Guerre des drones à l’Est : comment la dimension aérienne change la nature du conflit
Dix-huit morts à Mulima le 3 juillet, un hôpital détruit à Minembwe, l'aéroport de Kisangani visé en février : dans l'est de la RDC, les drones abolissent le front et alourdissent le bilan civil, quand la diplomatie promet l'inverse.
Guerre des drones à l’Est : comment la dimension aérienne change la nature du conflit
AFP
La guerre de l’est de la RDC a pris de la hauteur. Le 3 juillet au matin, des bombardements de drones attribués au M23 et à ses alliés se sont abattus sur le village de Mulima, dans le territoire de Fizi, au Sud-Kivu. Au moins dix-huit personnes ont été tuées. Ce n’est plus une ligne de front qui se déplace, c’est un ciel qui frappe.
Le mode opératoire dit tout de ce basculement. Ce ne sont pas des positions militaires qui ont été visées, mais un village peuplé. « On dénombre de nombreuses victimes parmi les femmes, les hommes et les enfants, ainsi que des pertes de bétail. Les infrastructures sanitaires et scolaires ont été détruites, et plusieurs élèves ont vu leurs écoles anéanties », a détaillé l’administrateur du territoire de Fizi, Samy Badibanga. Dans la foulée, des populations entières ont fui vers Baraka et les localités voisines. Les autorités locales ont, elles, condamné « les violations répétées du territoire national par des avions rwandais ».
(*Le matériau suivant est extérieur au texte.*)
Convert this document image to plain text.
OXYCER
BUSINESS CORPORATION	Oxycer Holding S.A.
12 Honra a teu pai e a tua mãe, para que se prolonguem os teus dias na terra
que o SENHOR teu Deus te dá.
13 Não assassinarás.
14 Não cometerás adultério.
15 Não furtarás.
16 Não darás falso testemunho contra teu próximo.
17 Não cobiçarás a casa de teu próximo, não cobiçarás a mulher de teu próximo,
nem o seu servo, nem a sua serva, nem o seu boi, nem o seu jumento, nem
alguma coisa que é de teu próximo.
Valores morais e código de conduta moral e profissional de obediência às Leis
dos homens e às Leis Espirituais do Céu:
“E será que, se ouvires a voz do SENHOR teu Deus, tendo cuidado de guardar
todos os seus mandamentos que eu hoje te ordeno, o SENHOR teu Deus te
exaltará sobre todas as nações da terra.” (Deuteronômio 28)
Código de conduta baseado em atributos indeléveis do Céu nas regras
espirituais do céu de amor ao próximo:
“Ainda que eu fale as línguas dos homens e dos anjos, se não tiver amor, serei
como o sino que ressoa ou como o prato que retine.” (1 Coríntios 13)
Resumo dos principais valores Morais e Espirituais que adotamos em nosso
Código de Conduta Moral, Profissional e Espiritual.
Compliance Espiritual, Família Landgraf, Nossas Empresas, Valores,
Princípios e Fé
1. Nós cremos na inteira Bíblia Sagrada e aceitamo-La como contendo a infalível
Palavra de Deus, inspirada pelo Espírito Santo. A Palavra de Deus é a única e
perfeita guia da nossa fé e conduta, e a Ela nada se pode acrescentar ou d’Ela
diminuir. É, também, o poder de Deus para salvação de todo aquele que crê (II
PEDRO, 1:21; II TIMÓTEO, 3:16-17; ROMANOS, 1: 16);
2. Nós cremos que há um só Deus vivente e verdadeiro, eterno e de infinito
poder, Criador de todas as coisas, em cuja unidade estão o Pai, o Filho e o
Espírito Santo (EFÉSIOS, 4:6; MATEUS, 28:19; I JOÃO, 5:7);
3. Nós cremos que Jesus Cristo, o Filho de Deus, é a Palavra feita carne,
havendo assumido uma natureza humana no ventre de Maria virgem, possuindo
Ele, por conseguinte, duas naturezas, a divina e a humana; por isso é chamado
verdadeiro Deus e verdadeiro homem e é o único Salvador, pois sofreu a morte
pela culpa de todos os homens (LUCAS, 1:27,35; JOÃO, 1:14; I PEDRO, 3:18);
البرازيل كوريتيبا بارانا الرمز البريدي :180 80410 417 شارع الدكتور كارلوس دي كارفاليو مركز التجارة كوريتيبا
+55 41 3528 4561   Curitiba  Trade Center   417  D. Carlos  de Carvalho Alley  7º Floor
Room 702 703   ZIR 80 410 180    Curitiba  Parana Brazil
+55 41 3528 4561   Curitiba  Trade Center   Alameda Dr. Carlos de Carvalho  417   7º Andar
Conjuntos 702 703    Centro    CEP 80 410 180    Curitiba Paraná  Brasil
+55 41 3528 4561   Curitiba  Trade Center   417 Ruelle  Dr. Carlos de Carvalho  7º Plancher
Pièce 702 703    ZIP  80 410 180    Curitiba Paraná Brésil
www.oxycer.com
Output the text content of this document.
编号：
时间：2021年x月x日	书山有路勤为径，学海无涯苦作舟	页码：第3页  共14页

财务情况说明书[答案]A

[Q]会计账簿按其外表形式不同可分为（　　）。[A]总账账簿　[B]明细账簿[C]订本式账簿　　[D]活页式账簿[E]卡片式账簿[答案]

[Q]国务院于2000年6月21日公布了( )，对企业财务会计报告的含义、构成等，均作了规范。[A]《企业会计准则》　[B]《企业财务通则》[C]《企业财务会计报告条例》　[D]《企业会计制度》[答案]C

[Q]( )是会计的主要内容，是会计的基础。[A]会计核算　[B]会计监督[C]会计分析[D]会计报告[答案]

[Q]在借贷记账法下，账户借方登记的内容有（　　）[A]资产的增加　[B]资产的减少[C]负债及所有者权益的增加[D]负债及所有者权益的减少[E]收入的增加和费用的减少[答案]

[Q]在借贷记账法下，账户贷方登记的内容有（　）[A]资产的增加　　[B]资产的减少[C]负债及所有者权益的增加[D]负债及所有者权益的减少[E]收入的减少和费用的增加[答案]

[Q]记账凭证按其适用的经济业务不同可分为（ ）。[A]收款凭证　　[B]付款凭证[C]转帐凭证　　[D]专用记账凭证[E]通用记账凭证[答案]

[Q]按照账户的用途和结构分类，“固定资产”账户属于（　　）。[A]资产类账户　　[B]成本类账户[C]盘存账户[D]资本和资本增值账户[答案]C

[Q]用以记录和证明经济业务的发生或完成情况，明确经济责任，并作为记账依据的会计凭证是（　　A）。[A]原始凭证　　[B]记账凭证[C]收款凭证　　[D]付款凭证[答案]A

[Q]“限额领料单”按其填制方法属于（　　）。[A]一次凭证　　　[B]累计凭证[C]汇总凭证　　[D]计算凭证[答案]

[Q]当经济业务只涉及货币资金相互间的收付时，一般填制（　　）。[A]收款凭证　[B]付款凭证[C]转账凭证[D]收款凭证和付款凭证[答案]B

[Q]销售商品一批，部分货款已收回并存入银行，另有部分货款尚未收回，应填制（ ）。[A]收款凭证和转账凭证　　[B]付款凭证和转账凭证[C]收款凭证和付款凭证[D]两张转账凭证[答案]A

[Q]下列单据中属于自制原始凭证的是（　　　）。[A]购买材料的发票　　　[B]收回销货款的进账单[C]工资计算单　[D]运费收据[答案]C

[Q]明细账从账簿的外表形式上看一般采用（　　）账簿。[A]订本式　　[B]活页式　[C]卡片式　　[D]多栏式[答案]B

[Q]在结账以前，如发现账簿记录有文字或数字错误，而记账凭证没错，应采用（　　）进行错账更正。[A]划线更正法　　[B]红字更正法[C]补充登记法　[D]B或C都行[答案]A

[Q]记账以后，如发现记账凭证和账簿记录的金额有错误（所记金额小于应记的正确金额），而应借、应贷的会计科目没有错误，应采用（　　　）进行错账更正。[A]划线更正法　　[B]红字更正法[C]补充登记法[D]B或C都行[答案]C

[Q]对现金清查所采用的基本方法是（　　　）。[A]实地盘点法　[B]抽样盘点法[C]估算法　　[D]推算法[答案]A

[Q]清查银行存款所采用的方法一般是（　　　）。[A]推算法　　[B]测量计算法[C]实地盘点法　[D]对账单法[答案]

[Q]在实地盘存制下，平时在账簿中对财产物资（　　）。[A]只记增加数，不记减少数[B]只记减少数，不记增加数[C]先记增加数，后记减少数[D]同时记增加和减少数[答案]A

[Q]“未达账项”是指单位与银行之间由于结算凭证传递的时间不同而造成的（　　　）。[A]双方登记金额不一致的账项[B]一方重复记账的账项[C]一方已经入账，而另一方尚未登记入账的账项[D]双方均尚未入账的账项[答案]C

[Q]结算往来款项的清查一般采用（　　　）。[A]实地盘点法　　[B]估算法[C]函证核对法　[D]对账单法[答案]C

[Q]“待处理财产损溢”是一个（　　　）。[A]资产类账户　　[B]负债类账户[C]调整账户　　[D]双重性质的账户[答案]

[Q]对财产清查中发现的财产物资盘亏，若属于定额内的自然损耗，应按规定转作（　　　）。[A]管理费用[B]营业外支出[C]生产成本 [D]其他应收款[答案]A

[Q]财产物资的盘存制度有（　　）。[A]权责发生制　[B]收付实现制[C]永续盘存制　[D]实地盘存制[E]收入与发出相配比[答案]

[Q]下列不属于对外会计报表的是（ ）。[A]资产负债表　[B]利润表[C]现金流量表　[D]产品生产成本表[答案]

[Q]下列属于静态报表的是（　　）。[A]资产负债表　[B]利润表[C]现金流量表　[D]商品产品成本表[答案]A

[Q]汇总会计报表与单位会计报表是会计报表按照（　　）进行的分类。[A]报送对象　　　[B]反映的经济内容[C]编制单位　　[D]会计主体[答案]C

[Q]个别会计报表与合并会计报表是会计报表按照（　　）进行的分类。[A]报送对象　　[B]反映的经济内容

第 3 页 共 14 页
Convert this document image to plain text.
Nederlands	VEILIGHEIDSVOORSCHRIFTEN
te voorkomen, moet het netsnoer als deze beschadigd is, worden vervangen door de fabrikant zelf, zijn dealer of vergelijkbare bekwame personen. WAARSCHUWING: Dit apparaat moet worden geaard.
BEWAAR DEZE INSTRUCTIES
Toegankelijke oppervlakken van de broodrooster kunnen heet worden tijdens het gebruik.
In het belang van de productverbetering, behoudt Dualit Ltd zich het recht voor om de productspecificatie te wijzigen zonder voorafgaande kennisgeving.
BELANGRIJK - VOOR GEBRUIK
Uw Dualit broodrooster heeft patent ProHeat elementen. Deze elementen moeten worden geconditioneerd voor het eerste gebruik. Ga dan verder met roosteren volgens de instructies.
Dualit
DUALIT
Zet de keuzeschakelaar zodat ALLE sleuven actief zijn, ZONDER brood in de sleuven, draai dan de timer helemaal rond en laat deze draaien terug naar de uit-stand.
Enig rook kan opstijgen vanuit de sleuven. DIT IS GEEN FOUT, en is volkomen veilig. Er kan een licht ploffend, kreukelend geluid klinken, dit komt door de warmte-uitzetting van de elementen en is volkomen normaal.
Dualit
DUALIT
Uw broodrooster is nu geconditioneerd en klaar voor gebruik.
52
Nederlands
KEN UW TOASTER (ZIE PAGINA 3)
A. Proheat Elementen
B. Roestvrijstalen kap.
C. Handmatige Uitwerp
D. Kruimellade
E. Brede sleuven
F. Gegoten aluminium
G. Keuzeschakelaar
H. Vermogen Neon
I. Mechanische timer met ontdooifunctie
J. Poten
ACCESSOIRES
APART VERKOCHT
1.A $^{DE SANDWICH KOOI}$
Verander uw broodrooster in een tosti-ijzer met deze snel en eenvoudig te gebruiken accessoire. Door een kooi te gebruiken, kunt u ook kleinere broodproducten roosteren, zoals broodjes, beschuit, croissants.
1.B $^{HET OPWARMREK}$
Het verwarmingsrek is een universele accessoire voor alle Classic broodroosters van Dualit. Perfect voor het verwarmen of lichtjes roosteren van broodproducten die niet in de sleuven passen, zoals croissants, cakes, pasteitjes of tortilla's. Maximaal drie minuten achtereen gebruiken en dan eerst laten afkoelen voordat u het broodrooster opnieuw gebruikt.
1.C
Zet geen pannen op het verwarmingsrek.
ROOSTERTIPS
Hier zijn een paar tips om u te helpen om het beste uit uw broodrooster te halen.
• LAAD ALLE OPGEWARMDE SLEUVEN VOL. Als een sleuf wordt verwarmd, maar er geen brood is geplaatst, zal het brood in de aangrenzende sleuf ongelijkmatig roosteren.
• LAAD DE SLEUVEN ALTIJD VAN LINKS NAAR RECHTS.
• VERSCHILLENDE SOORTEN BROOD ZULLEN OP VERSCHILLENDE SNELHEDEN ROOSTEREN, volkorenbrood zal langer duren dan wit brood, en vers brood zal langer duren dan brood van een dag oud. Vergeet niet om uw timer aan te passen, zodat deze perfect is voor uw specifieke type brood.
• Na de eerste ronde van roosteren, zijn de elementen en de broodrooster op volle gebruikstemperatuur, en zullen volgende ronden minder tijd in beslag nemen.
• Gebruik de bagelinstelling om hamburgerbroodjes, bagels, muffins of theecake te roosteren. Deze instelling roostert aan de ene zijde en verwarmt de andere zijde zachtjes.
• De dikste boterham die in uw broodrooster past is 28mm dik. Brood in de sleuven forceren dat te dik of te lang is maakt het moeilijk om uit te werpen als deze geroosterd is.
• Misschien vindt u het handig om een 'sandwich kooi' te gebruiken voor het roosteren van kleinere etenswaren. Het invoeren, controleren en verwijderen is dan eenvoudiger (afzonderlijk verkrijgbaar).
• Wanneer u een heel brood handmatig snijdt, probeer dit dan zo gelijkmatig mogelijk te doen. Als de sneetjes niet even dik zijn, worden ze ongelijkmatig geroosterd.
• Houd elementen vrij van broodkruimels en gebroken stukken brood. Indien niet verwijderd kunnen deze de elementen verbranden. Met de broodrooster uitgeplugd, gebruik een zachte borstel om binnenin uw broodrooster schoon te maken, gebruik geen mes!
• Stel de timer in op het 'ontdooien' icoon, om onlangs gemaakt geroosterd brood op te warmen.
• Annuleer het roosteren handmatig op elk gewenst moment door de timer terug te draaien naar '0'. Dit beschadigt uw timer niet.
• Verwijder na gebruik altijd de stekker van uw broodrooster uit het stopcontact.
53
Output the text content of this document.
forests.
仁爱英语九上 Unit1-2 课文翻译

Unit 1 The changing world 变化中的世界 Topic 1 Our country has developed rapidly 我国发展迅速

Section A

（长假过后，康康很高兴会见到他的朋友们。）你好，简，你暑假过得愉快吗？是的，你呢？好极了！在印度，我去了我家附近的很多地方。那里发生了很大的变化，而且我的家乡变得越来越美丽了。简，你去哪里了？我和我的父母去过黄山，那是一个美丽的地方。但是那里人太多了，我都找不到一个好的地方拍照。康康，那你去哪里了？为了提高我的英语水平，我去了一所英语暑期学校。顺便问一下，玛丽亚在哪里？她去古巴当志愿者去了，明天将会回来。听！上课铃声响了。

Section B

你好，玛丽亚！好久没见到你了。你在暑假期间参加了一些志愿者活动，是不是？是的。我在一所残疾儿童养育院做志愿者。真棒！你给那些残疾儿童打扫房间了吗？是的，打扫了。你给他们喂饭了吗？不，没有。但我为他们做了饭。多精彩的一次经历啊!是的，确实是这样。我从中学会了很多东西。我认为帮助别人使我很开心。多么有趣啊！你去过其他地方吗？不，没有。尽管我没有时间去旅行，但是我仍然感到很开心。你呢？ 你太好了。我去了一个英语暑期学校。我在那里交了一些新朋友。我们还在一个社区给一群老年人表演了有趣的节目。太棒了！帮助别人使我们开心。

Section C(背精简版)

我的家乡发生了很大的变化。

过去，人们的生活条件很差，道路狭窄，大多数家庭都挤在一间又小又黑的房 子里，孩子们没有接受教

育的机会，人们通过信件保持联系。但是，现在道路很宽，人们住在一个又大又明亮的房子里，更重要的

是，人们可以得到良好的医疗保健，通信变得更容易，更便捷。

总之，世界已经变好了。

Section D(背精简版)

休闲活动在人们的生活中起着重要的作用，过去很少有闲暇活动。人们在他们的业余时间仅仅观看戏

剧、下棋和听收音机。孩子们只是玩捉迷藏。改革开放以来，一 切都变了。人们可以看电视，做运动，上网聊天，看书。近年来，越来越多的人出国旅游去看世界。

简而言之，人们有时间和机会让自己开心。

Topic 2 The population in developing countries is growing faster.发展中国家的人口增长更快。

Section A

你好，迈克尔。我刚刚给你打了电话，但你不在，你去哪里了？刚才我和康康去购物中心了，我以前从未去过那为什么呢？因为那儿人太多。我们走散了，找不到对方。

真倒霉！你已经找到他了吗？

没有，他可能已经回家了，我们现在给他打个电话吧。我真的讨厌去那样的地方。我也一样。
Ces frappes ne sont pas un épisode isolé, mais la marque d’une guerre qui se mène désormais aussi dans les airs. Les Forces armées de la RDC accusent la coalition RDF/AFC-M23 de recourir à des drones armés de type TB2 pour bombarder des zones habitées, à Mulima, à Mikenge, ou encore à Minembwe, où un hôpital a été détruit. Mais l’aérien n’est pas à sens unique: l’armée congolaise emploie elle aussi des drones contre les positions rebelles, comme à Masisi. L’institut de recherche Ebuteli le résume d’une formule: la guerre des drones s’intensifie.
Cette dimension aérienne change d’abord la géographie du conflit. En février, l’aéroport de Bangboka, à Kisangani, à plusieurs centaines de kilomètres de la ligne de front, a été visé par des drones kamikazes revendiqués par l’AFC/M23, qui affirmait viser un centre de commandement de drones de l’armée congolaise. Selon des observateurs cités dans un rapport, il est peu probable que ces engins légers aient parcouru une telle distance depuis les lignes rebelles, ce qui a fait naître l’hypothèse d’un groupe infiltré près de Kisangani. Autrement dit, le drone abolit le front: il peut frapper loin, là où l’on se croyait à l’abri.
Il change ensuite l’équation humaine. Parce qu’il frappe des villages, des marchés, des écoles et des hôpitaux, le drone alourdit le bilan civil et pousse des milliers d’habitants sur les routes, sans protection. Parce qu’il vient du ciel, il est difficile à intercepter pour une armée qui ne dispose pas d’une défense antiaérienne adaptée. Et parce qu’il permet de frapper sans engager d’hommes au sol, il abaisse le coût politique de l’escalade, au moment précis où la diplomatie promet l’inverse.
Car c’est là le paradoxe. Ces frappes se multiplient alors que l’accord de Washington, censé mettre fin à la guerre, prévoit une désescalade et le retrait des forces rwandaises. Les FARDC y voient une violation directe des engagements diplomatiques. Sur le terrain, chaque nouvelle attaque de drone sape un peu plus la crédibilité d’un processus de paix déjà à l’arrêt.
Reste, sous les carcasses de drones, la même réalité que dans toutes les guerres de l’Est: ce sont les civils qui comptent leurs morts. À Mulima comme à Minembwe, la technologie a changé, la victime, elle, n’a pas bougé. Le ciel est devenu un théâtre supplémentaire, et le sol, toujours, en paie le prix.